Diese Erkenntnis widerlegt die Vorstellung, daß Erlerntes, Erlebnisse oder Ereignisse im Gehirn wie auf der Festplatte eines Computers gespeichert sind und diese - das richtige Paßwort vorausgesetzt - von dort wieder abrufbar sind. "Das Gedächtnis bildet das Leben um uns herum eben nicht eins zu eins ab. Vielmehr filtert und bewertet es. Dabei können sich die Orte des Gedächtnisses im Gehirn verändern. Denn das Gedächtnis nutzt unterschiedliche Systeme des Einspeicherns, des Aufbewahrens und Abrufens", sagt Büchel. Grundsätzlich sei es so, daß die Areale, die eine Information wahrnehmen, sie auch speichern. Es gibt für diese Nervenleistung keine getrennten Systeme.
Früher hat man nur in Ultrakurzzeit-, Kurzzeit- und Langzeitgedächtnis unterschieden. Inzwischen betrachten die Forscher das Gedächtnis auch unter dem Aspekt, welche Informationen abgespeichert werden. Der Schläfenlappen, Hippocampus und der für die Gefühle zuständige Mandelkern, tief im Innern des Gehirns, sind die wichtigsten Hirnstrukturen für das Gedächtnis. "Diese Strukturen sind wichtig, um das Erlebte auf Dauer aufzubewahren", sagt Büchel. Der Mandelkern wird besonders bei Abruf autobiographischer Erinnerungen aktiv, die emotional gefärbt sind und das Gemüt erregen. Aber auch der Thalamus und die Basalganglien wirken daran mit, daß Informationen im Gedächtnis landen und wieder abrufbar sind.
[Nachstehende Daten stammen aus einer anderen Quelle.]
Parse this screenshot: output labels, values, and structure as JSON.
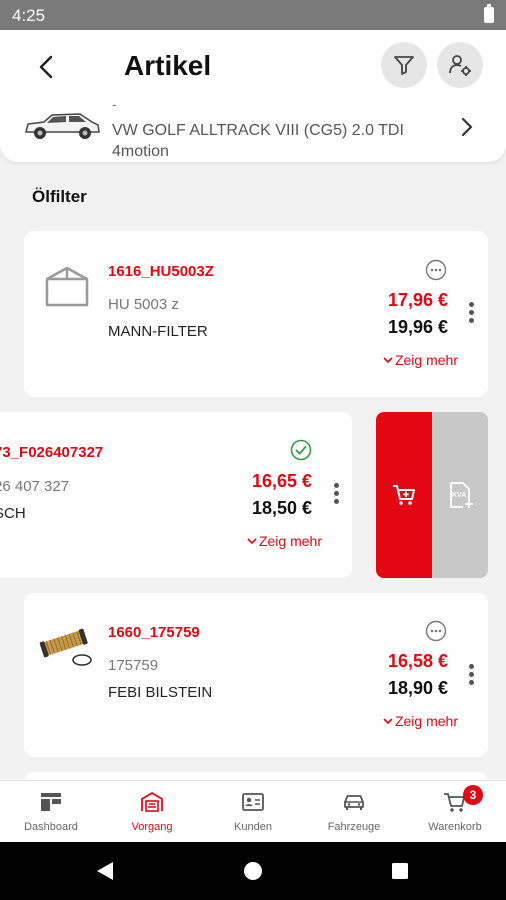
{
  "status_bar": {
    "time": "4:25"
  },
  "header": {
    "title": "Artikel"
  },
  "vehicle": {
    "dash": "-",
    "name": "VW GOLF ALLTRACK VIII (CG5) 2.0 TDI 4motion"
  },
  "section_title": "Ölfilter",
  "articles": [
    {
      "number": "1616_HU5003Z",
      "sub": "HU 5003 z",
      "brand": "MANN-FILTER",
      "price_net": "17,96 €",
      "price_gross": "19,96 €",
      "more": "Zeig mehr",
      "status_icon": "more-circle-icon",
      "image": "box-placeholder-icon"
    },
    {
      "number": "73_F026407327",
      "sub": "26 407 327",
      "brand": "SCH",
      "price_net": "16,65 €",
      "price_gross": "18,50 €",
      "more": "Zeig mehr",
      "status_icon": "check-circle-icon",
      "image": "none"
    },
    {
      "number": "1660_175759",
      "sub": "175759",
      "brand": "FEBI BILSTEIN",
      "price_net": "16,58 €",
      "price_gross": "18,90 €",
      "more": "Zeig mehr",
      "status_icon": "more-circle-icon",
      "image": "oil-filter-image"
    }
  ],
  "swipe_actions": {
    "cart_icon": "add-to-cart-icon",
    "kva_icon": "kva-document-icon",
    "kva_label": "KVA"
  },
  "bottom_nav": [
    {
      "label": "Dashboard",
      "icon": "dashboard-icon",
      "active": false
    },
    {
      "label": "Vorgang",
      "icon": "garage-icon",
      "active": true
    },
    {
      "label": "Kunden",
      "icon": "id-card-icon",
      "active": false
    },
    {
      "label": "Fahrzeuge",
      "icon": "car-icon",
      "active": false
    },
    {
      "label": "Warenkorb",
      "icon": "cart-icon",
      "active": false,
      "badge": "3"
    }
  ],
  "colors": {
    "accent": "#e30613",
    "background": "#f2f2f2",
    "swipe_secondary": "#c8c8c8"
  }
}
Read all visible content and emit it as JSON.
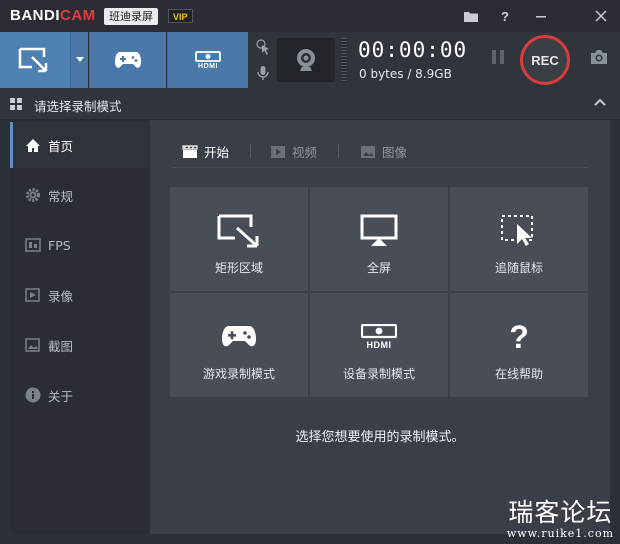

"Eine zentrale Funktion hat der Hippocampus, der oft noch als die Gedächtnisstruktur bezeichnet wird. Mittlerweile wissen wir, daß er weniger selbst Informationen speichert, sondern entscheidend dazu beiträgt, daß die Informationen im Gehirn verankert werden", so Büchel. Nach neuesten Studien feuern die Neurone des Hippocampus besonders intensiv in die Region der Hirnrinde, die gerade etwas neues lernen muß. Wird Bewegung oder Sprache erlernt, dann ist der Stirn- oder Frontallappen unter Beschuß. Bei Tastreizen wird der Scheitel- oder Parietallappen aktiviert. Um Sinneseindrücke zu speichern, müssen die Neurone im Hinterhaupts- oder Okzipitallappen dazu lernen. Und Bachs Orgelkonzerte landen dank der Aktivität des Hippocampus im Schläfen- oder Temporallappen. Wenn die Information im Gedächtnis verankert ist, wendet sich der Hippocampus neuen Aufgaben zu.
"Auf diese Art und Weise lernt unser Gehirn neues, speichert es und verknüpft es zugleich. Das Gehirn lernt auf diesem Weg zu assozieren", erläutert Büchel. So entsteht in unserem Kopf unsere Lebensgeschichte, die Quelle des Ich-Bewußtseins.
Bleibt zum Schluß noch eine wichtige Anmerkung: Unser Gedächtnis ist großartig, wenn es die Grundzüge unseres Lebens festhalten soll - doch sehr präzise ist seine Arbeit nicht. Insbesondere wenn Emotionen im Spiel sind. Also wundern Sie sich nicht, wenn zwei Menschen unterschiedliche Erinnerungen an eine Situation haben.